Xinyi Sheng


Topic
Enhancing Control Reliability in Reinforcement Learning
Many reinforcement learning (RL) systems are designed to maximize average performance — but in real-world settings, what happens in a single run matters more than theoretical average. A simple example: if an agent repeatedly invests based on a coin toss, the average outcome may look good on paper, but in reality, most runs end in failure. This highlights a major gap between expected results and actual outcomes, especially in complex, uncertain environments. We need learning systems that are reliable, not just in theory, but in every run.
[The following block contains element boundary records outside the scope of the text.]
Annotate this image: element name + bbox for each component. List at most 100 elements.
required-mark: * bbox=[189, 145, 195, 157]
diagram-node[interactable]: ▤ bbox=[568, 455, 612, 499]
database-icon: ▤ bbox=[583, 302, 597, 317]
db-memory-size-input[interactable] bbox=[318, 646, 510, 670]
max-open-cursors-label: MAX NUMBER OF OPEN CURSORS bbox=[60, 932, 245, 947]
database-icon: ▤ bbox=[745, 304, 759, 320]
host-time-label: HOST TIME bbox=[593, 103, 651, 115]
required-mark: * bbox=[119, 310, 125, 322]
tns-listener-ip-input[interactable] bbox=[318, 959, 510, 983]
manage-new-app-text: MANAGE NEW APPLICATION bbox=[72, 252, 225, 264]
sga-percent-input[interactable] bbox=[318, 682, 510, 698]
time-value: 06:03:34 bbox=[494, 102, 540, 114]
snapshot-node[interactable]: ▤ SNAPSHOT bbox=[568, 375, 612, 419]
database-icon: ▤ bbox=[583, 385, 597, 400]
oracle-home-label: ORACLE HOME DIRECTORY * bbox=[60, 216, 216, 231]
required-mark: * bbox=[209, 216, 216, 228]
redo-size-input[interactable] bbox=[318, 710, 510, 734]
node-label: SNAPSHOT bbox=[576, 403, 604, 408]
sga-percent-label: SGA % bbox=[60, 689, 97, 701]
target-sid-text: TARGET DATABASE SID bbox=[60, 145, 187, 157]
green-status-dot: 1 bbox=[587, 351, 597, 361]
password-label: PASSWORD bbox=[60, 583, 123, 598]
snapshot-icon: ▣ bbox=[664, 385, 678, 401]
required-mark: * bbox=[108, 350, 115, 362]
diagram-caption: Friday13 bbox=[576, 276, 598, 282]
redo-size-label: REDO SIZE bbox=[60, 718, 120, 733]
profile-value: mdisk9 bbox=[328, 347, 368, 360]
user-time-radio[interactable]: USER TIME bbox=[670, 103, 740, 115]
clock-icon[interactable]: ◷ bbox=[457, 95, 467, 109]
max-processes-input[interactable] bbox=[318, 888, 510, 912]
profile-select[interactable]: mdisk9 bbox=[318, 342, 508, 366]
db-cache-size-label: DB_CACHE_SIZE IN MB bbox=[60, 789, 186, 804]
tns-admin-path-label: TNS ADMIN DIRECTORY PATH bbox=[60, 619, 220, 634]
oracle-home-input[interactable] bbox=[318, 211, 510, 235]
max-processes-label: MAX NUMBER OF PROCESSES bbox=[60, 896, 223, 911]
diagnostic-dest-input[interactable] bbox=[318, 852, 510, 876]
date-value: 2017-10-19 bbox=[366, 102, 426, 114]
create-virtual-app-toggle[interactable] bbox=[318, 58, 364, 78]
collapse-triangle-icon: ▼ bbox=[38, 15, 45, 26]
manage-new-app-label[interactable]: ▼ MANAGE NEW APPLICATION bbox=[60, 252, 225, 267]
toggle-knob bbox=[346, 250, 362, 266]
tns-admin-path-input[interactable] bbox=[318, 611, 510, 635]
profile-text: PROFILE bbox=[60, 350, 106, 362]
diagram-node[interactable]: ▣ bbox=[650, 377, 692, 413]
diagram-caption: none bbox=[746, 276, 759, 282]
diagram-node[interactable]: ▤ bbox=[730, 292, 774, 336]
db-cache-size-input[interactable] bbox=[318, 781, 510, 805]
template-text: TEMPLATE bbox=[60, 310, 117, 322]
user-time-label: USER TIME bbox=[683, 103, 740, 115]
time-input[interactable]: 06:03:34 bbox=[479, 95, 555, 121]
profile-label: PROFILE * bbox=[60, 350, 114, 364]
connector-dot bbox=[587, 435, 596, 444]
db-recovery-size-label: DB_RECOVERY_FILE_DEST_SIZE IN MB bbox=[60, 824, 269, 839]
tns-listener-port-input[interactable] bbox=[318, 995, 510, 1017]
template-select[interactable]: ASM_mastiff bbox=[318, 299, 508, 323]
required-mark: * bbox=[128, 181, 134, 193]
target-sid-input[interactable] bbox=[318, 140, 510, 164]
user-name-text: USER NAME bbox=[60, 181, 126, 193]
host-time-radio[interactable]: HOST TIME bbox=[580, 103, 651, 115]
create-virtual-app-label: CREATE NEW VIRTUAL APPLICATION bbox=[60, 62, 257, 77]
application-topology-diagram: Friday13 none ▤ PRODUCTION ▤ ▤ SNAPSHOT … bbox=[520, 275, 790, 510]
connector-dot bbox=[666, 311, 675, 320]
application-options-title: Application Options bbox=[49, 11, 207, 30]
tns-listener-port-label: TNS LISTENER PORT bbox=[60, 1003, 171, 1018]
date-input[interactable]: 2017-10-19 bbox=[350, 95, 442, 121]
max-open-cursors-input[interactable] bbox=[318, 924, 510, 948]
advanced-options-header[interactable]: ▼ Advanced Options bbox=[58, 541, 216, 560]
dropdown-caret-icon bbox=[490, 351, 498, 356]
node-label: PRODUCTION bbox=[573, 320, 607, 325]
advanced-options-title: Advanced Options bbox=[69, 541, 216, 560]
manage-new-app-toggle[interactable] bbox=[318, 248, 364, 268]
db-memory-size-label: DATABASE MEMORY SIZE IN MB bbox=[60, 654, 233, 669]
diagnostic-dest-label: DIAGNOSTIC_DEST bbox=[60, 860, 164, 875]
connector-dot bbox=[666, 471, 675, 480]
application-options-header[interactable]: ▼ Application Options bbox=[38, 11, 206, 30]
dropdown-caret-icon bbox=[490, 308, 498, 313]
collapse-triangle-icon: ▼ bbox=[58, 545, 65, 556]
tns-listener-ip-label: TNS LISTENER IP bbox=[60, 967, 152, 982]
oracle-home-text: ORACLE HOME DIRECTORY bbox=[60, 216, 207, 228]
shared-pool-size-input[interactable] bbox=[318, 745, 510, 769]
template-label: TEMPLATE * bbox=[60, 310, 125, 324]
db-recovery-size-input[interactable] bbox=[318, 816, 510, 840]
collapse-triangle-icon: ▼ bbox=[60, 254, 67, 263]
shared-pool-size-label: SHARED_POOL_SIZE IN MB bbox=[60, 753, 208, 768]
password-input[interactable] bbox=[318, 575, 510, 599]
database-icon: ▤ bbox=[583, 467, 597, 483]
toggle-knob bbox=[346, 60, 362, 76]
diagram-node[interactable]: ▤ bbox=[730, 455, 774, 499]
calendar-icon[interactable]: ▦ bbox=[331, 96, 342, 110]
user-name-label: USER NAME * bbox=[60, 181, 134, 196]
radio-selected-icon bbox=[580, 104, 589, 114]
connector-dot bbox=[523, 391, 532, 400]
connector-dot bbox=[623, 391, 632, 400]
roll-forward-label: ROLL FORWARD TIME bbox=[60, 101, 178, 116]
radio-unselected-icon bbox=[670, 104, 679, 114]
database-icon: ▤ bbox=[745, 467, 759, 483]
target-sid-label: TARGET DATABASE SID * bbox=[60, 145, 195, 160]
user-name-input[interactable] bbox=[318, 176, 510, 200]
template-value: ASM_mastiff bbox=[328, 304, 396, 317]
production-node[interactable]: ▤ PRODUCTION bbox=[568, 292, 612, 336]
We propose a new way to train RL agents that shifts the focus from just optimizing the expected return to also considering long-term, trajectory-level performance. Our method estimates a “time-average growth rate” directly from what the agent experiences, without needing a model of the environment. It works as a simple add-on to standard RL methods and requires no extra complexity.
This approach leads to more reliable and stable behavior, especially in noisy or unpredictable environments. It aligns learning with how systems actually behave over time, not just on average. The method is easy to integrate into existing RL frameworks, with no need for additional modeling or assumptions.
Other techniques that improve reliability often need detailed knowledge of the environment or are limited to very specific types of problems. Our method is general, flexible, and works directly from data, which makes it a practical and scalable solution for real-world control systems.